Since moving to Philadelphia I have been thinking about cities and the communities they create. How do we interact with each other and the buildings around us? How do our cities shape these interactions? There are thousands of people living in the city, side by side, and yet we know only a fraction of those people. Small communities form, and people are included in or excluded from those communities. I find myself constantly struggling to walk the line between groups of people, slipping in and out of many different circles, but not living entirely in any of them. It is this struggle that has been fueling my work. I am both inside and outside.
When I first discovered computer circuits they seemed to be the perfect medium for my work. The circuit boards appear to be miniature cities, each piece is connected to the other; each piece performs a specific task. It is this digital network that we use to talk to one another, and a new way of forming communities has begun to take shape in this cyber world. We are connected to people on the other side of the world, but isolated from those living in the space surrounding us.

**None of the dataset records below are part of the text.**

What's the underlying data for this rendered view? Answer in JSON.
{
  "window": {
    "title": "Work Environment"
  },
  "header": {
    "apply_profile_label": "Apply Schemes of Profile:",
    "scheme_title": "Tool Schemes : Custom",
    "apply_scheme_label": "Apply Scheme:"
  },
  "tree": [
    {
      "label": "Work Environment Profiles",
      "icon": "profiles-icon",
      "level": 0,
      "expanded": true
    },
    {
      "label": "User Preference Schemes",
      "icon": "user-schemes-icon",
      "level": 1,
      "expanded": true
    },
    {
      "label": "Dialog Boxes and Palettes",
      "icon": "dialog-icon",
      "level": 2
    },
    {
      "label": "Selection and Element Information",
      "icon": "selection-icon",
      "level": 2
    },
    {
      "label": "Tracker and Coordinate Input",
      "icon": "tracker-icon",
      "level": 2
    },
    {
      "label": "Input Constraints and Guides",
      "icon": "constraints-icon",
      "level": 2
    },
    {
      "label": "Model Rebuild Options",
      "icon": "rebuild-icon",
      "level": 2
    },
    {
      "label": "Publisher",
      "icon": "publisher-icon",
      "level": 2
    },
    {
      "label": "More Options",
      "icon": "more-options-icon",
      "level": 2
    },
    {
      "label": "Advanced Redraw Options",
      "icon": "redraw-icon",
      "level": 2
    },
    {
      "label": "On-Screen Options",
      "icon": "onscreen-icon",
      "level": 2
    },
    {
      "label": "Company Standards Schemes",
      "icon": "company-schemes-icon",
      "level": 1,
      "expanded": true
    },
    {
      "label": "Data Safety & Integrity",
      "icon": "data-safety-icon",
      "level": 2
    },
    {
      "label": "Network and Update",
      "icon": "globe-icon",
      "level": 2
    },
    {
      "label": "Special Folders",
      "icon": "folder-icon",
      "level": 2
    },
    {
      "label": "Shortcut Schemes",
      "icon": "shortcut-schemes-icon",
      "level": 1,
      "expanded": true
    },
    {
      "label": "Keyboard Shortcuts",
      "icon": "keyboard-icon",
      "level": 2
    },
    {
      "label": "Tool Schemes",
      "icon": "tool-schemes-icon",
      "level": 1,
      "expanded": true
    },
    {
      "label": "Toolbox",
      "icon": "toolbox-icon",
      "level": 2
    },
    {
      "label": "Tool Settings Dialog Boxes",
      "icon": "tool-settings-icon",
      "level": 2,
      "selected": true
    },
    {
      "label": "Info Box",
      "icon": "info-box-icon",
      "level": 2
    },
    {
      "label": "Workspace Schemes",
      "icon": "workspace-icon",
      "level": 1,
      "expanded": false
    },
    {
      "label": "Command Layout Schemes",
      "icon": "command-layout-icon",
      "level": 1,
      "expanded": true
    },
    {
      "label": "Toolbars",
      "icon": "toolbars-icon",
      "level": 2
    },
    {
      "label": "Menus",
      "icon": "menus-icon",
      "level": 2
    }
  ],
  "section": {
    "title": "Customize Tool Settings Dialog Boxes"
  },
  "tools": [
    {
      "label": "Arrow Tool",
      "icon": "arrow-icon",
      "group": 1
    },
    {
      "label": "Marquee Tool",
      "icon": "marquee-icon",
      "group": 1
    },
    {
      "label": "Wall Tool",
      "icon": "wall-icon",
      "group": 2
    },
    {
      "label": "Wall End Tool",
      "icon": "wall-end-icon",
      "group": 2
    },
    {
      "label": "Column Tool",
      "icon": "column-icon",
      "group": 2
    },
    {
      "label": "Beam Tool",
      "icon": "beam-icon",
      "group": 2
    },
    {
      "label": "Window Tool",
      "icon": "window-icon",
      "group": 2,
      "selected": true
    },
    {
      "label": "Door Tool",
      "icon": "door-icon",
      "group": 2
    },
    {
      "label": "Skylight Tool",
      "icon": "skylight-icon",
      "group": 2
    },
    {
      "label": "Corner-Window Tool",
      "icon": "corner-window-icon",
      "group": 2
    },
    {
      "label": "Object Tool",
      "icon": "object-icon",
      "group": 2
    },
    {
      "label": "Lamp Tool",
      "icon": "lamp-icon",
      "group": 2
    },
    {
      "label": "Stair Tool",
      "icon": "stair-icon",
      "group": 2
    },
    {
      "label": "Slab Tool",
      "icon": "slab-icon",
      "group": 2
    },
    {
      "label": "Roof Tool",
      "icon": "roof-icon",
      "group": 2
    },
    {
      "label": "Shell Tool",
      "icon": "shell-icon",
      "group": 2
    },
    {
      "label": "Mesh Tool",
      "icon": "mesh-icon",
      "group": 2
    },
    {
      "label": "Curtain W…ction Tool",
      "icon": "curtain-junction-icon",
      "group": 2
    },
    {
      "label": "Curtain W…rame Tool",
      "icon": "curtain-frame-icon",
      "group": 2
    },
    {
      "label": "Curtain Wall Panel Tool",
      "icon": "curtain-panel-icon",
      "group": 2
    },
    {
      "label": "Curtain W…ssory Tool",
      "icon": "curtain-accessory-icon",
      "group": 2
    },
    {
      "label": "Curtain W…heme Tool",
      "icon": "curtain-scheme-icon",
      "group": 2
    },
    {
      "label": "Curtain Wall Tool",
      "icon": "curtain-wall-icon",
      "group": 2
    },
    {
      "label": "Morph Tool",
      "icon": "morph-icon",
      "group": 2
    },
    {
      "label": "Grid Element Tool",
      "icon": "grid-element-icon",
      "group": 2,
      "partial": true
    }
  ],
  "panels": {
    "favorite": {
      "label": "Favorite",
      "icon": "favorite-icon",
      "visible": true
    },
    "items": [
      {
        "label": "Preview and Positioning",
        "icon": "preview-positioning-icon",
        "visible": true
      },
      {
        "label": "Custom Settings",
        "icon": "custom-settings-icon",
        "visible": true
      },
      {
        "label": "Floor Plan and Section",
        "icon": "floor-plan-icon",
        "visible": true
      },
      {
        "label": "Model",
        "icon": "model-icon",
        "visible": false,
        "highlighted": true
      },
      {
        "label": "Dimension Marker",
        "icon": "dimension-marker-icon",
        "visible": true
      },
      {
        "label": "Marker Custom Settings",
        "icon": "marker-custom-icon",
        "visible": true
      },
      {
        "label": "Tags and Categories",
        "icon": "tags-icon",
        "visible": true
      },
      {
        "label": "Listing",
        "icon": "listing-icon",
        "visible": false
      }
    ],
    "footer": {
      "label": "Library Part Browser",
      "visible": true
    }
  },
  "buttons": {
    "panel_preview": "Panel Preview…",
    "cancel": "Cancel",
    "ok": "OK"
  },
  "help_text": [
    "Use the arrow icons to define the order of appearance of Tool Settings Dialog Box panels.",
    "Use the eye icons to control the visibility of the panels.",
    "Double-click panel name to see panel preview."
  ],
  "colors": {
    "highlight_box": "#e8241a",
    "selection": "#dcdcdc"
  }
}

In my recent sculpture, old computer cases are transformed into abstract apartments and buildings, and the patterns on circuit boards function as the grid of the city streets. Small figures placed inside the computer cities are unexpected. We stumble upon the figures in the same manner that we come upon moments in our everyday lives, moments when we step outside of ourselves and observe the world around us. Once we have found a lone figure, we cannot help but wonder if there is another. It is this search for the minute figures amongst the vast metal city that engages us within the miniature world, and we find that moment of disconnect where we straddle the line that separates ourselves from our observations. We become both the observer and the observed.